Lucy tried to remember exactly when. Summer, maybe, when the city started announcing budget cuts and the planet began wobbling on its axis. Then, in the past few weeks, forget it. And now? Gone. It was feeling gone. It was feeling over. It couldn’t be. Lucy wasn’t going to let it go. Somehow she had to stop it from leaving her.

“I’ll say it again. It’s all about the outcome.” Lucy reached for Berger’s hand, pulled it close, and stroked it with her thumb. “Hap Judd will talk because he’s an arrogant sociopath, because he’s got nothing but self-interest, and he believes it’s in his self-interest.”

“Doesn’t mean I feel comfortable,” Berger said, lacing her fingers in Lucy’s. “About a shade away from entrapment. Maybe not even a shade away.”

“Here we go again. We’re fine. Don’t worry. Eric had an eighth of White Widow on him for pain management. Nothing wrong with medical marijuana. As for where he got it? Maybe from Hap. Hap’s a pothead.”

“Remember who you’re talking to. I don’t want to know anything about where Eric-or you-get your so-called medical marijuana, and I’m assuming you don’t have any, have never had any.” Berger had said this before, repeatedly. “I’d better not find out you’re growing it indoors somewhere.”

“I’m not. I don’t do stuff like that anymore. Haven’t lit up in years. I promise.” Lucy smiled, downshifting onto the exit ramp for I-684 South, Berger’s touch reassuring her, bolstering her confidence. “Eric had a few J’s. Just happened to be enjoying himself when he just happened to run into Hap, who just happens to frequent the same places, is a creature of habit. Not smart. Makes you easy to find and befriend.”
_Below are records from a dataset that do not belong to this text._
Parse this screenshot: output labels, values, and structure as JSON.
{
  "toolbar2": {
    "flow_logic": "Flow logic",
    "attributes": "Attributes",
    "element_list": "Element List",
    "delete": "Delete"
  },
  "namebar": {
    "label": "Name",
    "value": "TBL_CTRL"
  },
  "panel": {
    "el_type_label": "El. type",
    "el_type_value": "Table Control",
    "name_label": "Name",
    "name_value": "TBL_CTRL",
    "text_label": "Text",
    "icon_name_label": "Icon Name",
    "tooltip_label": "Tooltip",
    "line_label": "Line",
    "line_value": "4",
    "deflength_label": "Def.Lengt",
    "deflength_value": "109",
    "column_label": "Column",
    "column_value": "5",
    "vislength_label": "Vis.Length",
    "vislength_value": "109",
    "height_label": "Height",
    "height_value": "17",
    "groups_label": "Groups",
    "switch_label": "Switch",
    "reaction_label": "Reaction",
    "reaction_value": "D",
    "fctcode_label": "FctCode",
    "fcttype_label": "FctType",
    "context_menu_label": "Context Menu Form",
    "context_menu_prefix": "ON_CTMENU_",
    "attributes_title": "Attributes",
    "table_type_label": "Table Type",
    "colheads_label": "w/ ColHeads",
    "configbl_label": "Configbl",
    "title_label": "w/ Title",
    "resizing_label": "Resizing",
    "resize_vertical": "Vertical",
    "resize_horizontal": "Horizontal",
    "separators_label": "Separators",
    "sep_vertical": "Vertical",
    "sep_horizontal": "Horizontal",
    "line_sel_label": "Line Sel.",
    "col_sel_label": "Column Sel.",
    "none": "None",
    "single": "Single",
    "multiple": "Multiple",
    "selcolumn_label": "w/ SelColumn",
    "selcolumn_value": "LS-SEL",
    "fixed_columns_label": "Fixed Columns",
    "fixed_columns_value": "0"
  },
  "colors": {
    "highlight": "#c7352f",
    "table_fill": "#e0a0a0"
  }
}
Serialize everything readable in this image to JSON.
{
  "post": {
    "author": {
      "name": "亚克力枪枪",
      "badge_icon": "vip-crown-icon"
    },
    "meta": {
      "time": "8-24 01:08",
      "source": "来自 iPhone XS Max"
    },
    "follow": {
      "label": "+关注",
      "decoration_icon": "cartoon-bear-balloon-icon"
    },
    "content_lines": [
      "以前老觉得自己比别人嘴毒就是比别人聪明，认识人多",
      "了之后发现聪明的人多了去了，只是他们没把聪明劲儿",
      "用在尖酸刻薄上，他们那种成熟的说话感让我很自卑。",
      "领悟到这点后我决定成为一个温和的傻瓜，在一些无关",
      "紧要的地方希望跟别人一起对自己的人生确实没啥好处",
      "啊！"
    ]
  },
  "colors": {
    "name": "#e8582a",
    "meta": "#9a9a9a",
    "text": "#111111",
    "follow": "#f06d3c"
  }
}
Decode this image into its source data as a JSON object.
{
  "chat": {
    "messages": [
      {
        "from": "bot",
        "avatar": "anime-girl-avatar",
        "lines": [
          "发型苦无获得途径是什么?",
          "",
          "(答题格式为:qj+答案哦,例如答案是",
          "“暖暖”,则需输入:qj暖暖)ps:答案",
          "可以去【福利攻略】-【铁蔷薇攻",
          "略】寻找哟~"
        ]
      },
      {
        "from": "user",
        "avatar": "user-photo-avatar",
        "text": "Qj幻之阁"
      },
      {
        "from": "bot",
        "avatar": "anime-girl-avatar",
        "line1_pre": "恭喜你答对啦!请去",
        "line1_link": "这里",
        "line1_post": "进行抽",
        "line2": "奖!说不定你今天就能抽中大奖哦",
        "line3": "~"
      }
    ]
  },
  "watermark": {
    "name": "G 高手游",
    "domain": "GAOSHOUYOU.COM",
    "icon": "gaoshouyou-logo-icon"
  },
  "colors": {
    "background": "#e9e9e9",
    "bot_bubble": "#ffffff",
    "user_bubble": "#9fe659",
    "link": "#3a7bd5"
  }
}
“Yes, so you’ve said. And I continue to say the following: What if Eric decides to talk to somebody he shouldn’t? Like Hap’s lawyer, because he’ll get one. After I’m done with him, he will.”

“Eric likes me and I give him work.”

“Exactly. You trust a handyman.”

“A stoner with a record,” Lucy said. “Not credible, no one would believe him if it came down to that. Nothing for you to worry about, I promise.”

“There’s plenty for me to worry about. You induced a famous actor…”

“Not exactly Christian Bale, for Christ’s sake,” Lucy said. “You never even heard of Hap Judd before all this.”

“I’ve heard of him now, and he’s famous enough. More to the point, you encouraged him to break the law, to use a controlled substance, and you did it on behalf of a public servant so you could gain evidence against him.”

“Wasn’t there, not even in New York,” Lucy said. “You and I were in Vermont Monday night when Hap and my handyman had so much fun.”

“So, that’s really why you wanted to steal me away during a workweek.”

“I didn’t decide your birthday was December seventeenth, and it wasn’t my intention for us to get snowed in.” Stung again. “But yes, it made sense to have Eric cruise various bars while we were out of town. Especially while you were out of town.”

“You didn’t just ask him to cruise various bars, you supplied the illegal substance.”

“Nope. Eric bought the stuff.”

“Where’d he get the money?” Berger said.

“We’ve been through all this. You’re making yourself crazy.”

“The defense will claim entrapment, outrageous government conduct.”

“And you’ll say Hap was predisposed to do what he did.”

“Now you’re coaching me?” Berger laughed ruefully. “Don’t know why I bothered going to law school. In summary, let’s be honest, you had ideas implanted in Hap’s mind that could get him indicted for something we can never prove. You basically got him stoned and had your snitch handyman lure him into a conversation about Park General Hospital, which you got suspicious about because you hacked into Hap’s e-mail account and God knows what else. Probably the goddamn hospital’s, too. Jesus God.”

“I got their info fair and square.”

“Please.”

“Besides, we don’t need to prove it,” Lucy said. “Isn’t that the point? To scare the shit out of Mr. Hollywood so he’ll do what’s right?”

“I don’t know why I listen to you,” Berger said, holding Lucy’s hand tighter and tucking it against her.

“He could have been honorable. He could have been helpful. He could have been a normal law-abiding citizen, but guess what, he’s not,” Lucy said. “He’s brought this upon himself.”